Sensitive to accusations from Conservatives that the previous Labour governments of Tony Blair and then Gordon Brown spent too much before the party left office in 2010, Reeves has been clear that all spending commitments must be fully funded.
She also has two "iron-clad" fiscal rules: that a Labour government won't borrow for day-to-day spending, and that debt must be falling as a share of the economy by the fifth year of any forecast.
But that doesn't rule out borrowing to invest, and she has said her vision - which she calls "securonomics" - takes inspiration from the policies of US President Joe Biden.
That could see increased investment to shape strategically important markets, echoing the "modern supply-side economics" policies advocated by US Treasury Secretary Janet Yellen.
Reeves has made political capital from the unfunded spending commitments of former Conservative Prime Minister Liz Truss that sparked turmoil in the UK bond market, and has cast Labour in contrast as the party of both business and prudence.
She has said Labour would give the Office for Budget Responsibility additional powers, noting with amusement that Labour Party activists gave the fiscal watchdog a huge round of applause at a party conference.

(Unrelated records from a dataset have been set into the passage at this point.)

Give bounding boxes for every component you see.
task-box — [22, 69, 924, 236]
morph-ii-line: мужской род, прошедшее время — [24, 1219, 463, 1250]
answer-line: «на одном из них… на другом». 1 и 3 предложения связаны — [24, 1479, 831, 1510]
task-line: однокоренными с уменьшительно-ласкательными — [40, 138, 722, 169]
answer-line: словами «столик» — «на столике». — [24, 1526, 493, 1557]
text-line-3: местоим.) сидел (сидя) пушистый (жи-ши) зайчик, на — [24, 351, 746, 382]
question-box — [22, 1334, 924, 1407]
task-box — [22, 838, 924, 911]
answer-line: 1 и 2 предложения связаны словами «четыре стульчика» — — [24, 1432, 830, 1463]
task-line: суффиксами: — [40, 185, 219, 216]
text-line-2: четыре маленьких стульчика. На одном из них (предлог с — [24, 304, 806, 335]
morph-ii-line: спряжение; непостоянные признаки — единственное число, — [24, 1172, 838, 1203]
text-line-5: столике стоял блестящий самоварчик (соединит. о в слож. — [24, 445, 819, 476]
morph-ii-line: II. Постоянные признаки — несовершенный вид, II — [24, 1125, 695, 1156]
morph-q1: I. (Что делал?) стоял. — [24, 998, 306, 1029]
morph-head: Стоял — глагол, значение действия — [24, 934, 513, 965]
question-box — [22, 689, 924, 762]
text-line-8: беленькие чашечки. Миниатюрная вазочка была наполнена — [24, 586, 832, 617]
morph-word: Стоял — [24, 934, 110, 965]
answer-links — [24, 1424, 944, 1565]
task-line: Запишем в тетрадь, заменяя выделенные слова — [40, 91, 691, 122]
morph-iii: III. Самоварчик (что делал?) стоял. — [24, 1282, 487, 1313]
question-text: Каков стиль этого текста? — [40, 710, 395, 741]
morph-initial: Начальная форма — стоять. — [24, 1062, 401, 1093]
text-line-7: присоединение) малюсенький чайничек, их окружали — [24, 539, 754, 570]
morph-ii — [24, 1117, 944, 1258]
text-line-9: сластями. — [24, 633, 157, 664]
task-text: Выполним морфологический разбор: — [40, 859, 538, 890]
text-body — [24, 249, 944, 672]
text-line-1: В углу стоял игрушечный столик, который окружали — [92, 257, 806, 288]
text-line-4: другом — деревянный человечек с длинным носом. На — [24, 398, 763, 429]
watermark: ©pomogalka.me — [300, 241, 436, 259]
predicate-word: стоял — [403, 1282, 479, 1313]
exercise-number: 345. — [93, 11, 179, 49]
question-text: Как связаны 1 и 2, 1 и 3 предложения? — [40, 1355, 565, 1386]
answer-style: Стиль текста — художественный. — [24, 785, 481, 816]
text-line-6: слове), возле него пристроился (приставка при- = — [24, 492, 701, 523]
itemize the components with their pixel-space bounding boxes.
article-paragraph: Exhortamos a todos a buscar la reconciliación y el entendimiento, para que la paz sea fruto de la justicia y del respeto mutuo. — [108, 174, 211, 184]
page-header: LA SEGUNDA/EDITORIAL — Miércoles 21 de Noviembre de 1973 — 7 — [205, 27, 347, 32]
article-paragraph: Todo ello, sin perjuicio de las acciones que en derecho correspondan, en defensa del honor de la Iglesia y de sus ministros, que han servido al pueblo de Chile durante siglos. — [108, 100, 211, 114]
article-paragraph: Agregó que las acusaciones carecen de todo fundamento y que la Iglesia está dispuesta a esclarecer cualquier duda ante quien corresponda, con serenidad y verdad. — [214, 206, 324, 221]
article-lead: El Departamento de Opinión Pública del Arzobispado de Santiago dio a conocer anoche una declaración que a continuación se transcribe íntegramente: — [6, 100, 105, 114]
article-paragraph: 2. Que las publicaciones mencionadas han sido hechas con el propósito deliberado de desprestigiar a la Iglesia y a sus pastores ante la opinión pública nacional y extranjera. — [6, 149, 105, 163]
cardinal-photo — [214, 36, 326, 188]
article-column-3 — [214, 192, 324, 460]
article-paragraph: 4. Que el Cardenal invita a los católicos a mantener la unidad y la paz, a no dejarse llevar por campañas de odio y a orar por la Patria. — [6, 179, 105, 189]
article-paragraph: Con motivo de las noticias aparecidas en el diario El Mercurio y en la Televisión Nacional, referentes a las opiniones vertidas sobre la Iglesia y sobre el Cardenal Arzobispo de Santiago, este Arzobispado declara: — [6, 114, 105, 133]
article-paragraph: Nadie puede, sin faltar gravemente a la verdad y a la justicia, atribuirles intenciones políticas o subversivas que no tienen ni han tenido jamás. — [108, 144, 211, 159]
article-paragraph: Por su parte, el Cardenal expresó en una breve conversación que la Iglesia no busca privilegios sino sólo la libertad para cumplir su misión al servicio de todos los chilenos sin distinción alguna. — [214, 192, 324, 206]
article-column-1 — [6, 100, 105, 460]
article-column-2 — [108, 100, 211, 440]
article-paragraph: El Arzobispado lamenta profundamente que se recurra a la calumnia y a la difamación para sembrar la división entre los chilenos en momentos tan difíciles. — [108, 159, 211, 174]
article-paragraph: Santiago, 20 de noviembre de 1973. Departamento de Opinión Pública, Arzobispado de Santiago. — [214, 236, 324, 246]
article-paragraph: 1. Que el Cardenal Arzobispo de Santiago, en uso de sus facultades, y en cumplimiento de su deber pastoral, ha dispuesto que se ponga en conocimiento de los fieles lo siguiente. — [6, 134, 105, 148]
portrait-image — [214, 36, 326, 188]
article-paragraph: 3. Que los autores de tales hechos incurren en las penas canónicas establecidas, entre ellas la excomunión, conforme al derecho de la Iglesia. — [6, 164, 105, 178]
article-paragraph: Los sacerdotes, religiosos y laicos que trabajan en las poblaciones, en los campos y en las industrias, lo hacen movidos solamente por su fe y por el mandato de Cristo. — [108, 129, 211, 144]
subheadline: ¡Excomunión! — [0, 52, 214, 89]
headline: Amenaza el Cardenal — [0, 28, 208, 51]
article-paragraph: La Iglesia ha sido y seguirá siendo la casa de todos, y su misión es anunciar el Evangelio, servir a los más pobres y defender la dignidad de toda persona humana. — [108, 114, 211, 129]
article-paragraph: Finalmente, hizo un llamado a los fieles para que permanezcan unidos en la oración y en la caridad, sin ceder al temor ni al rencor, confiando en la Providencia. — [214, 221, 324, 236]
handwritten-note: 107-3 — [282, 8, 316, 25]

"The exhaustion of Conservative ideas does not give us the freedom to push through programmes detached from our present economic reality," she told activists in a speech last year.
Reeves started her career at the Bank of England, turning down a job offer from investment bank Goldman Sachs because, she later said, she "believed in public service".
At the BoE she worked on the Japan desk, analysing an economy hobbled by recession with low interest rates and quantitative easing which, she would later, joke resembled Britain in the 2010s.
She was also seconded to the British Embassy in Washington and British bank Halifax/Bank of Scotland (HBOS).
A business source who has dealt with Reeves said it was exciting to have a first female chancellor, and that Reeves was reflective and a good listener.
The source, who declined to be named to be able to speak more freely about party politics, said that Reeves was "earnest in her desire to effect change (and) expert on her understanding of the levers that business and government share" to achieve it.
NEXT MOVE
The professional experience and economic outlook that has endeared her to business has, however, alienated her from the left of the Labour party.
Elected as a lawmaker for Leeds West in 2010, she held roles in then-leader Ed Miliband's team covering finance and pension briefs, but was relegated to the backbenches under the leadership of left-winger Corbyn.
She has said it was "very difficult" to have activists shout "Red Tory" (Conservative) at her during a party conference after Corbyn was elected in 2015.
Momentum, a left-wing group formed to support Corbyn's campaign to be leader, expressed scepticism over Reeves' plans, especially the role she envisages for the private sector in fuelling investment.
"Labour now has a once in a generation opportunity to reshape Britain's economy in favour of the many," Momentum co-chair Kate Dove said.
"Concerningly, Rachel Reeves has thus far failed to explain how she will end the austerity policies that have had a catastrophic impact on society."
In the Corbyn years, Reeves maintained a prominence outside of his frontbench team as chair of parliament's business committee before Starmer appointed her as finance chief in 2021.
Born in 1979 in southeast London to Labour-voting - but not especially political - parents, Reeves has a younger sister Ellie who is also a Labour lawmaker.
Rachel Reeves credits her father and a primary school teacher for fuelling an interest in chess that saw her become British girls under-14 chess champion, which she said prepared her well for her career in politics.
"It's about getting you to look ahead; to think strategically and not just tactically," Reeves told the BBC in 2021, "and to think about what your opponent's next move is going to be as well as your own."